Santé à Mayotte : le gouvernement veut former plus de soignants sur place
Option santé au lycée, hausse des places en médecine et en soins infirmiers, future école de sages-femmes : le point sur les annonces pour former davantage de soignants mahorais.

Se former aux soins sans quitter l'île
Au terme de la visite de Sébastien Lecornu et de plusieurs ministres à Mayotte, les 26 et 27 août, le gouvernement a présenté une série de mesures pour renforcer la formation aux métiers de la santé sur le territoire. L'objectif affiché : donner aux jeunes Mahorais les moyens de se former et de soigner les autres, sans être obligés de partir en métropole.
Ce qui a été annoncé
Une option santé doit être proposée dès le lycée, pour préparer les élèves qui se destinent aux études de santé. Le nombre de places en première année de médecine doit augmenter. Du côté des soins infirmiers, plus de 90 places supplémentaires sont prévues cette année. Une école de sages-femmes est par ailleurs envisagée pour 2027 ou 2028, alors que la maternité de Mayotte reste l'une des plus sollicitées de France.

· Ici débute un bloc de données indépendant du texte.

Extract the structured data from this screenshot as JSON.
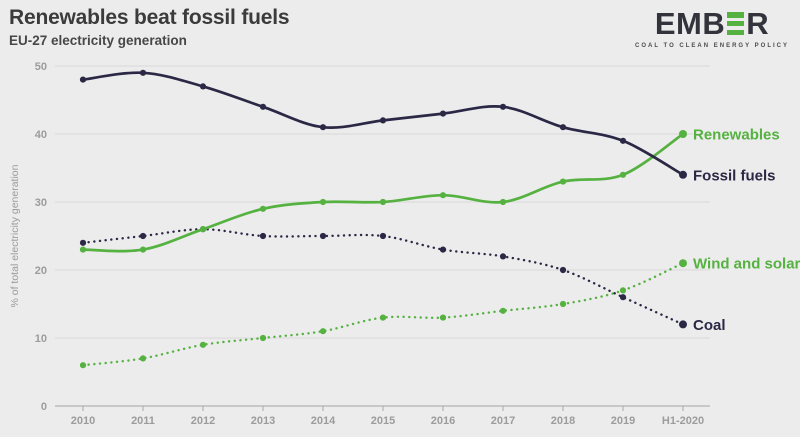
{
  "header": {
    "title": "Renewables beat fossil fuels",
    "subtitle": "EU-27 electricity generation"
  },
  "logo": {
    "left": "EMB",
    "right": "R",
    "tagline": "COAL TO CLEAN ENERGY POLICY"
  },
  "colors": {
    "background": "#ececec",
    "grid": "#dcdcdc",
    "axis": "#b2b2b2",
    "tick_text": "#9c9c9c",
    "title_text": "#3b3b3b",
    "accent_green": "#55b240",
    "accent_navy": "#2b2845"
  },
  "chart_data": {
    "type": "line",
    "title": "Renewables beat fossil fuels",
    "subtitle": "EU-27 electricity generation",
    "xlabel": "",
    "ylabel": "% of total electricity generation",
    "x": [
      "2010",
      "2011",
      "2012",
      "2013",
      "2014",
      "2015",
      "2016",
      "2017",
      "2018",
      "2019",
      "H1-2020"
    ],
    "yticks": [
      0,
      10,
      20,
      30,
      40,
      50
    ],
    "ylim": [
      0,
      50
    ],
    "grid": true,
    "legend": "end-of-line-labels",
    "series": [
      {
        "name": "Wind and solar",
        "style": "dotted",
        "color": "#55b240",
        "values": [
          6,
          7,
          9,
          10,
          11,
          13,
          13,
          14,
          15,
          17,
          21
        ]
      },
      {
        "name": "Coal",
        "style": "dotted",
        "color": "#2b2845",
        "values": [
          24,
          25,
          26,
          25,
          25,
          25,
          23,
          22,
          20,
          16,
          12
        ]
      },
      {
        "name": "Renewables",
        "style": "solid",
        "color": "#55b240",
        "values": [
          23,
          23,
          26,
          29,
          30,
          30,
          31,
          30,
          33,
          34,
          40
        ]
      },
      {
        "name": "Fossil fuels",
        "style": "solid",
        "color": "#2b2845",
        "values": [
          48,
          49,
          47,
          44,
          41,
          42,
          43,
          44,
          41,
          39,
          34
        ]
      }
    ]
  }
}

« Il faut aussi améliorer la formation des Mahorais à la santé, leur donner envie de se former en médecine, en soins infirmiers, en soins de sage-femme », a déclaré Stéphanie Rist, la ministre de la Santé.
Ces mesures accompagnent d'autres annonces sur l'accès aux soins, notamment des extensions du Centre hospitalier de Mayotte et le renforcement des centres médicaux de proximité.
Ce que ça change pour vous
Pour une famille, cela veut dire qu'un lycéen intéressé par la santé pourra commencer à s'y préparer sur place, puis viser une formation locale d'infirmier ou, à terme, de sage-femme. Plus de soignants formés à Mayotte, c'est aussi la promesse de délais de prise en charge plus courts dans les années à venir.
En résumé
Le gouvernement annonce une option santé au lycée, plus de places en médecine et en soins infirmiers, et une future école de sages-femmes. Des intentions qui devront maintenant se traduire en places concrètes à la rentrée. Sources : Le Journal de Mayotte et le gouvernement.